Felix, meanwhile, has been busy enjoying his favorite pastime: listening to opera while painting dick rockets (ahem, “in art, it’s called a phallus, darling”) on the walls in the nude. And then Sarah comes barging back into his life. Frankly, Felix has every reason to be as resentful as he is about his sister’s crap. Why is every protagonist’s best friend (or in this case, adoptive sibling) always so unwaveringly selfless? These high-stakes stories, particularly on TV, stretch on for months or even years, yet these characters gladly keep their lives perpetually on hold to aid the hero. At first, the sacrifice seems logical — I mean, what would you do if you found out your sister was a science project being hunted by two cults and a corporation? — but after a while, the fact that it never seems to cost them anything to do so starts smelling fishy. I’m glad Felix is finally sticking up for himself, not only because he deserves better than being manipulated to help Sarah break into Club Neolution, being judged for wanting to find his birth parents, and being abandoned mere minutes after Sarah insists that she is the only family that should matter to him — but also because “Transgressive Border Crossing” may inspire other showrunners to reconsider their own supporting characters’ autonomy.

Sarah got her money’s worth, though. At the club, another seemingly wronged Neolutioner mistakes her for Beth and takes her out back to show her a video on his phone, in which a dude is killed by the robo-maggot in his cheek when his friends try to destroy it. I guess that’s why they had to cut Capra’s whole cheek out. She manages to run off with his phone once he realizes she’s not Beth, which is lucky, because MK conveniently texts him seconds later to “meet” her at an empty laundromat. When she sees Sarah arriving instead, she opts to call remotely, warning her sestra that knowing any more information about these maggot things “will kill you like it killed Beth.” She tells Sarah that she’d met Beth at her house after she’d returned from her wig-and-gun run covered in someone else’s blood (the Neolution detective, perhaps?). Visibly shaken, she’d been avoiding all clone contact for days, and when pressed for details, will only say that she’d screwed it all up and that they should all stop digging — as though that would keep them safe, LOL.

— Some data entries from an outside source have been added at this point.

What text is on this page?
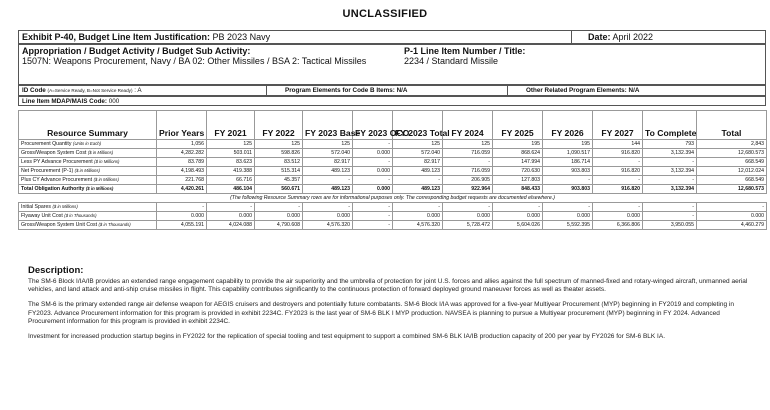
UNCLASSIFIED
Exhibit P-40, Budget Line Item Justification: PB 2023 Navy	Date: April 2022
Appropriation / Budget Activity / Budget Sub Activity:
1507N: Weapons Procurement, Navy / BA 02: Other Missiles / BSA 2: Tactical Missiles
P-1 Line Item Number / Title:
2234 / Standard Missile
ID Code (A=Service Ready, B=Not Service Ready) : A	Program Elements for Code B Items: N/A	Other Related Program Elements: N/A
Line Item MDAP/MAIS Code: 000
Resource Summary	Prior Years	FY 2021	FY 2022	FY 2023 Base	FY 2023 OCO	FY 2023 Total	FY 2024	FY 2025	FY 2026	FY 2027	To Complete	Total
Procurement Quantity (Units in Each)	1,056	125	125	125	-	125	125	195	195	144	793	2,843
Gross/Weapon System Cost ($ in Millions)	4,282.282	503.011	598.826	572.040	0.000	572.040	716.059	868.624	1,090.517	916.820	3,132.394	12,680.573
Less PY Advance Procurement ($ in Millions)	83.789	83.623	83.512	82.917	-	82.917	-	147.994	186.714	-	-	668.549
Net Procurement (P-1) ($ in Millions)	4,198.493	419.388	515.314	489.123	0.000	489.123	716.059	720.630	903.803	916.820	3,132.394	12,012.024
Plus CY Advance Procurement ($ in Millions)	221.768	66.716	45.357	-	-	-	206.905	127.803	-	-	-	668.549
Total Obligation Authority ($ in Millions)	4,420.261	486.104	560.671	489.123	0.000	489.123	922.964	848.433	903.803	916.820	3,132.394	12,680.573
(The following Resource Summary rows are for informational purposes only. The corresponding budget requests are documented elsewhere.)												
Initial Spares ($ in Millions)	-	-	-	-	-	-	-	-	-	-	-	-
Flyaway Unit Cost ($ in Thousands)	0.000	0.000	0.000	0.000	-	0.000	0.000	0.000	0.000	0.000	-	0.000
Gross/Weapon System Unit Cost ($ in Thousands)	4,055.191	4,024.088	4,790.608	4,576.320	-	4,576.320	5,728.472	5,604.026	5,592.395	6,366.806	3,950.055	4,460.279
Description:

The SM-6 Block I/IA/IB provides an extended range engagement capability to provide the air superiority and the umbrella of protection for joint U.S. forces and allies against the full spectrum of manned-fixed and rotary-winged aircraft, unmanned aerial vehicles, and land attack and anti-ship cruise missiles in flight. This capability contributes significantly to the continuous protection of forward deployed ground maneuver forces as well as theater assets.

The SM-6 is the primary extended range air defense weapon for AEGIS cruisers and destroyers and potentially future combatants. SM-6 Block I/IA was approved for a five-year Multiyear Procurement (MYP) beginning in FY2019 and completing in FY2023. Advance Procurement information for this program is provided in exhibit 2234C. FY2023 is the last year of SM-6 BLK I MYP production. NAVSEA is planning to pursue a Multiyear procurement (MYP) beginning in FY 2024. Advanced Procurement information for this program is provided in exhibit 2234C.

Investment for increased production startup begins in FY2022 for the replication of special tooling and test equipment to support a combined SM-6 BLK IA/IB production capacity of 200 per year by FY2026 for SM-6 BLK IA.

When MK begged her not to abandon her, Beth had just hugged her, told her to protect the others, and walked out, presumably to the train station to meet her demise. Then two things happen: Sarah realizes MK is sitting outside in her car, and the EMS Ghoul Squad shows up, locking the door behind them. They seem ready to kill or kidnap her, but after some deliberation (in German, because of course it’s in German) and a quick finger swab of her right inner cheek, they realize she’s not MK, as previously assumed, and just … let her go? This scares the living bejesus out of Sarah, who bolts back to the safehouse to a self-examination. The final few seconds feature the most horror-struck face I’ve seen on a screen since It Follows, as Sarah realizes, with the help of a flashlight, that she’s got a wriggling maggot in her own cheek.

A few modest cliffhanger concerns:

  1. How has Sarah not felt that thing moving around in there?!
  2. How the eff could the Ghoul Squad identify her simply by rubbing a finger across that spot?!
  3. Was it foreshadowing when Siobhan prevented Sarah from checking Kira? For that matter, were the monkey-burning and Kira being mad at Sarah for not letting her see Aunt Alison foreshadowing, too?

This nightmare hellscape has finally dropped all pretenses and gone straight for peak body-horror, so I’m going to need these questions answered post-haste. Thank you all for being here with me during this dark time.